Warrington’s Liberal Democrats have also expressed their views on the issue.

Leader Cllr Bob Barr said: “No political party in Warrington wants to build on green belt, so it is embarrassing to watch the phoney war between the Labour council leader and the Conservative MP for Warrington South.

“We are pleased that the council has bowed to pressure and paused the local plan.

“This allows time to concentrate on developing the town centre and using brownfield sites like Fiddlers Ferry.

Warrington Guardian:

Cllr Bob Barr

“All local plans are constrained by the minimum number of houses demanded by Government, otherwise they will be rejected.

“We must minimise green belt release but we need a cross-party approach and honesty with the public.”

Cllr Ryan Bate (LD – Grappenhall) says time will tell whether the council keeps its promise to minimise building on the green belt.

He added: “One way to avoid the pressures of people’s post-Covid desire to have housing with better access to green space, public or private, is to make sure that the much-needed regeneration of Warrington’s brownfield sites incorporates high quality public green space.

“This creates sustainable communities and avoids the need to build in the countryside.”

Furthermore, in a letter to Cllr Bowden, Conservative borough council candidate for Appleton Ken Critchley has called on the council to end the delay on the completion of its local plan.

He said: “An integral part of Warrington’s vision over the next 20 years is the local plan.

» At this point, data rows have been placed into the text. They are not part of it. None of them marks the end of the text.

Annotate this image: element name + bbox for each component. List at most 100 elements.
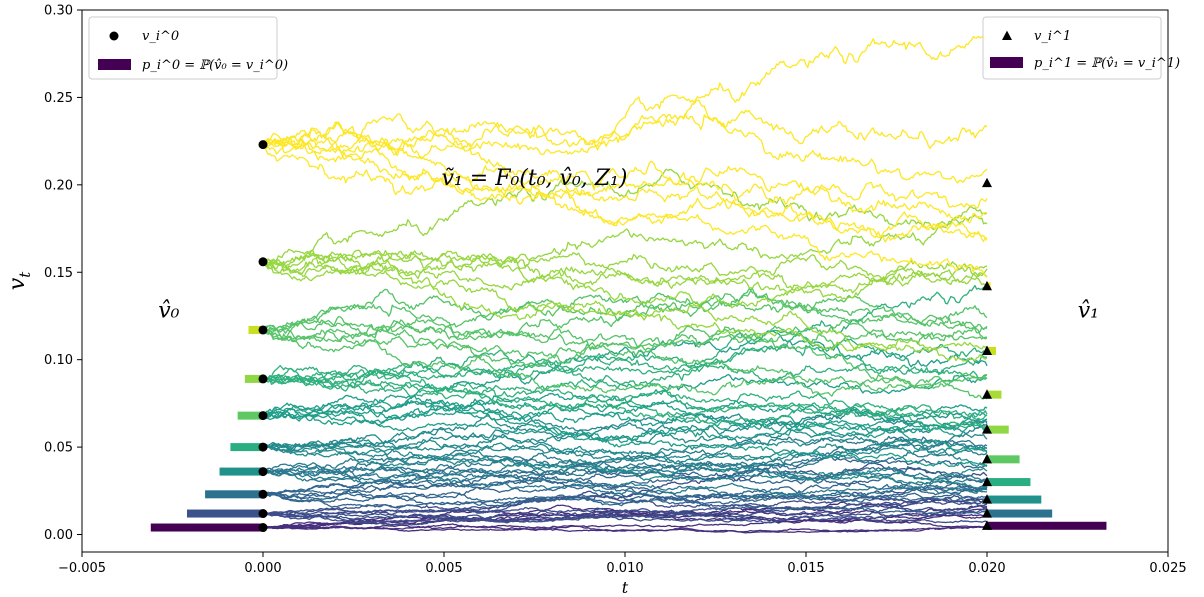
quantizer-point-0 — [258, 467, 268, 477]
path-line — [262, 250, 988, 300]
path-line — [262, 474, 988, 499]
path-line — [262, 445, 988, 489]
path-line — [262, 373, 988, 417]
quantizer-point-1 — [982, 389, 992, 399]
path-line — [262, 252, 988, 321]
path-line — [262, 492, 988, 506]
path-line — [262, 112, 988, 184]
y-tick-label: 0.25 — [44, 91, 73, 106]
quantizer-point-0 — [258, 257, 268, 267]
path-line — [262, 435, 988, 468]
path-line — [262, 494, 988, 526]
legend-marker-bar — [98, 59, 131, 70]
prob-bar-0 — [205, 490, 263, 499]
x-tick-label: 0.015 — [787, 561, 824, 576]
path-line — [262, 478, 988, 505]
path-line — [262, 455, 988, 496]
path-line — [263, 288, 988, 339]
legend-marker-triangle — [1002, 30, 1012, 41]
path-line — [262, 121, 988, 241]
path-line — [262, 137, 988, 243]
sample-paths — [262, 35, 988, 534]
path-line — [262, 364, 988, 431]
quantizer-point-1 — [982, 476, 992, 487]
quantizer-point-0 — [258, 509, 268, 519]
quantizer-point-0 — [258, 523, 268, 533]
prob-bar-0 — [248, 325, 263, 334]
path-line — [262, 332, 988, 386]
path-line — [262, 261, 988, 362]
v0-annotation: v̂₀ — [158, 299, 179, 324]
x-tick-label: 0.005 — [425, 561, 462, 576]
x-tick-label: 0.020 — [968, 561, 1005, 576]
path-line — [262, 284, 988, 381]
path-line — [262, 466, 988, 499]
quantizer-point-1 — [982, 424, 992, 434]
y-tick-label: 0.10 — [44, 353, 73, 368]
prob-bar-0 — [186, 509, 263, 518]
legend-label-v0: v_i^0 — [142, 29, 179, 44]
prob-bar-1 — [987, 521, 1107, 530]
prob-bar-1 — [987, 478, 1031, 487]
legend-label-v1: v_i^1 — [1034, 29, 1071, 44]
path-line — [262, 525, 988, 533]
path-line — [262, 512, 988, 530]
path-line — [262, 356, 988, 421]
path-line — [262, 303, 988, 351]
prob-bar-0 — [237, 411, 263, 420]
legend-marker-circle — [109, 31, 119, 41]
path-line — [262, 138, 988, 224]
legend-label-p0: p_i^0 = ℙ(v̂₀ = v_i^0) — [142, 58, 288, 73]
path-line — [262, 409, 988, 450]
quantizer-point-0 — [258, 325, 268, 335]
prob-bar-1 — [987, 425, 1009, 434]
x-tick-label: 0.025 — [1149, 561, 1186, 576]
path-line — [262, 249, 988, 294]
quantizer-point-1 — [982, 453, 992, 464]
quantizer-point-0 — [258, 374, 268, 384]
path-line — [262, 394, 988, 454]
path-line — [262, 437, 988, 465]
path-line — [262, 354, 988, 395]
quantizer-point-1 — [982, 494, 992, 504]
quantizer-point-0 — [258, 442, 268, 452]
path-line — [262, 406, 988, 432]
path-line — [262, 168, 988, 274]
x-tick-label: 0.000 — [244, 561, 281, 576]
axis-ticks: −0.005 0.000 0.005 0.010 0.015 0.020 0.025 0.00… — [44, 4, 1187, 577]
prob-bar-0 — [230, 443, 263, 452]
legend-label-p1: p_i^1 = ℙ(v̂₁ = v_i^1) — [1034, 56, 1180, 71]
formula-annotation: ṽ₁ = F₀(t₀, v̂₀, Z₁) — [442, 166, 628, 191]
path-line — [262, 507, 988, 524]
quantizer-point-1 — [982, 280, 992, 291]
path-line — [262, 312, 988, 348]
legend-right: v_i^1 p_i^1 = ℙ(v̂₁ = v_i^1) — [982, 16, 1180, 80]
path-line — [262, 326, 988, 400]
path-line — [262, 462, 988, 518]
quantizer-point-1 — [982, 345, 992, 355]
path-line — [262, 405, 988, 443]
y-tick-label: 0.30 — [44, 4, 73, 19]
quantizer-points — [258, 140, 992, 533]
prob-bar-1 — [987, 509, 1053, 518]
prob-bar-1 — [987, 495, 1042, 504]
path-line — [262, 491, 988, 509]
path-line — [262, 503, 988, 530]
path-line — [262, 407, 988, 455]
y-axis-label: vt — [5, 271, 34, 290]
path-line — [262, 344, 988, 389]
v1-annotation: v̂₁ — [1078, 299, 1099, 324]
path-line — [262, 330, 988, 417]
path-line — [262, 465, 988, 499]
path-line — [262, 329, 988, 397]
legend-box — [982, 16, 1162, 80]
prob-bar-1 — [987, 390, 1002, 399]
x-tick-label: −0.005 — [58, 561, 106, 576]
quantizer-point-0 — [258, 489, 268, 499]
prob-bar-0 — [244, 374, 263, 383]
path-line — [262, 507, 988, 524]
y-tick-label: 0.05 — [44, 441, 73, 456]
path-line — [262, 504, 988, 524]
y-tick-label: 0.00 — [44, 528, 73, 543]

“I have no doubt that council officers are working tirelessly at this time to support residents and others, but clarity is needed on its timeline and we can no longer afford to drag our heels when it comes to building more affordable homes and creating jobs.

“Critically it is important that the local plan is progressed at pace and reflects the challenges that we face today, such as protecting our green belt and making provisions for sites like Fiddlers Ferry.

“This area has huge potential, and I am informed by Andy Carter MP who has spoken to SSE and they are well under way with the decommissioning, removing the chimneys and allocating back to both industrial and housing needs for the local area.

“I’m pleased to hear that the council are now in conversation with them in regard to bringing this site forward and I would welcome an update.”